On the morning of the 13th we took a dizzying cab ride slightly out of the city to the remote office of Volunteers for Peace Vietnam to meet up with the other 16 volunteers that we'd be cohabiting with for the preceding two weeks. We all piled into a mini bus that took us to our new home in Viet Tri City, a couple hours ride through rice fields away from the capital. 3 Americans, 5 Japanese, 10 Koreans, 2 Danish, & one remarkably energetic Vietnamese coordinator living on top of each other in one small house. We sleep on floor mats, share 2 bathrooms, & trade off cooking/cleaning responsibilities. Did I mention it's freezing here? A local told us yesterday that he's fairly sure it hasn't been this cold in 40 years. You'd think after all the temples we've visited we'd have a little good luck! Besides the initial shock of the shift from vacation to basic living, we're actually having a great time. Every morning we walk down increasingly familiar dirt roads to the SOS Children's Village- home to 150+ orphans who live 10-12 in one of fifteen homes, each with their own live-in 24/7 mother. The homes are comfortable, the neighborhood clean & completely safe for the kids to roam, & everyone interacts as if just one massive happy family. When not playing Vietnamese games or just hanging around with the people, we teach English in groups to classrooms of children ranging from 1st grade to 11th, each with varying levels of both skill & interest. My group spends Saturday afternoons teaching the 16 year olds who were impressively eager to disentangle the intricacies of our upside-down complicated language. Several children since the opening of the village 10 years ago have already graduated from the high school school & moved on to universities, colleges, & vocational programs. We're truly enjoying being a part of such a hopeful community.




Nam!

I'd say the most challenging part of the program so far was mine & Jenny's cooking day. Everyday 3 people stay home to cook & clean from 7am-7pm- breakfast, lunch, & dinner for nearly 20 people. We managed to find likely the only packs of bacon in a 30 mile radius to make BLTs for lunch... while dinner proved to be more challenging. We'd considered trying to make some kind of breaded chicken only to realize in the midst of the busting local market with Vietnamese women pushing hunks of raw meat in our faces that in order to make chicken we'd have to follow through with the task of legit hacking off it's legs & neck! Instead we opted to make pasta bolognese that actually turned out great. Not the kind of food our fellow volunteers are used to, but the speed of their chopsticks seemed to indicate our success!
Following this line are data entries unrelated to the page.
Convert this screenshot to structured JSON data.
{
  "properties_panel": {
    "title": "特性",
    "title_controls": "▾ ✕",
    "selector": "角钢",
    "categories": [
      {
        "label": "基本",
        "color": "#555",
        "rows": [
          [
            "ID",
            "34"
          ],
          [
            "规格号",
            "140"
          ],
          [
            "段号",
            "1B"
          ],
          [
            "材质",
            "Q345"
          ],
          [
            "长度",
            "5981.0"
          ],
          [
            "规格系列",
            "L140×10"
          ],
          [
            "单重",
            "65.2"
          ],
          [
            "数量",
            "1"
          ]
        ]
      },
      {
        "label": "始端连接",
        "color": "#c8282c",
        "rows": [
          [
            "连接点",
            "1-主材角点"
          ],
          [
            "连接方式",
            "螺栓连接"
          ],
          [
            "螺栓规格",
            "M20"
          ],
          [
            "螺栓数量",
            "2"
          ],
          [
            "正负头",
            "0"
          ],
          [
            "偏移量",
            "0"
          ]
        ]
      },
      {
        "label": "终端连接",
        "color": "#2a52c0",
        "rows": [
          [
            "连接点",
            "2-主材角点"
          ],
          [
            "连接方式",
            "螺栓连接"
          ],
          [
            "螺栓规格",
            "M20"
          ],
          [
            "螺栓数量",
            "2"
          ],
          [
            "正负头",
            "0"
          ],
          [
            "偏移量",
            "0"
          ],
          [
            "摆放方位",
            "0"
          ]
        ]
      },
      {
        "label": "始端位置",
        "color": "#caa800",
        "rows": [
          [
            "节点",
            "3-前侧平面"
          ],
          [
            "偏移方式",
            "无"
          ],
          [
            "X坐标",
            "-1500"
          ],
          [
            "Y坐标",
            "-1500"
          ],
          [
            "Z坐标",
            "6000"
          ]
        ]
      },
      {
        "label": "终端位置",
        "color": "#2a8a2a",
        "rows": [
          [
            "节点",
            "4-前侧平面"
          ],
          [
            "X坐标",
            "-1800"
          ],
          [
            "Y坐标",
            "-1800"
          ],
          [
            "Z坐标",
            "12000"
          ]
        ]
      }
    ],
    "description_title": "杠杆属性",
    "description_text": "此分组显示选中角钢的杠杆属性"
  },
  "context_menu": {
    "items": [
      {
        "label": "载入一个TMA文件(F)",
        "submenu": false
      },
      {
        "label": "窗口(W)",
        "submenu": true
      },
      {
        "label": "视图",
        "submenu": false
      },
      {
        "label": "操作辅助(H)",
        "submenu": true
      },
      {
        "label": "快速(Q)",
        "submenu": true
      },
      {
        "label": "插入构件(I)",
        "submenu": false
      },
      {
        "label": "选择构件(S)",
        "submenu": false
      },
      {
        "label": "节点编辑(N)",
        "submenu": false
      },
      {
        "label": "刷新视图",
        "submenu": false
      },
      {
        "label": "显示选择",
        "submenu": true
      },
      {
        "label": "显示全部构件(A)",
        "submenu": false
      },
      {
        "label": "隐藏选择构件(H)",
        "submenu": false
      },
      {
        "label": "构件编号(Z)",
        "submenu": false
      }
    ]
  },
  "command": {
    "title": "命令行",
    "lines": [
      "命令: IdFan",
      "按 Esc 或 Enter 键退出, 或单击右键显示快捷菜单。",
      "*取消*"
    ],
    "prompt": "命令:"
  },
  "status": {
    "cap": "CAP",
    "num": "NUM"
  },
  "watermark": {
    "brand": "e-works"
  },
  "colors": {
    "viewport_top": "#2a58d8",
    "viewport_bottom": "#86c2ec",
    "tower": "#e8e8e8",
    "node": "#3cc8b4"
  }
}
Today was our first day away from the village. Dubbed "Vietnamese Day," we all head to a nearby market after a 7 am noodle soup breakfast. We split off into groups for a scavenger-hunt style search for spring roll ingredients. We then went to the beautiful countryside home of Hua, a Vietnamese volunteer who has been spending a good deal of time with our group, to make the rolls. They came out beyond perfectly & after we all sat in a big circle on the floor enjoying our homemade feast, singing any song we could think of that everyone knew, & drinking authentic rice wine. In a few minutes we'll head back to the house to finish the day off with a Vietnamese movie. Tam Biet!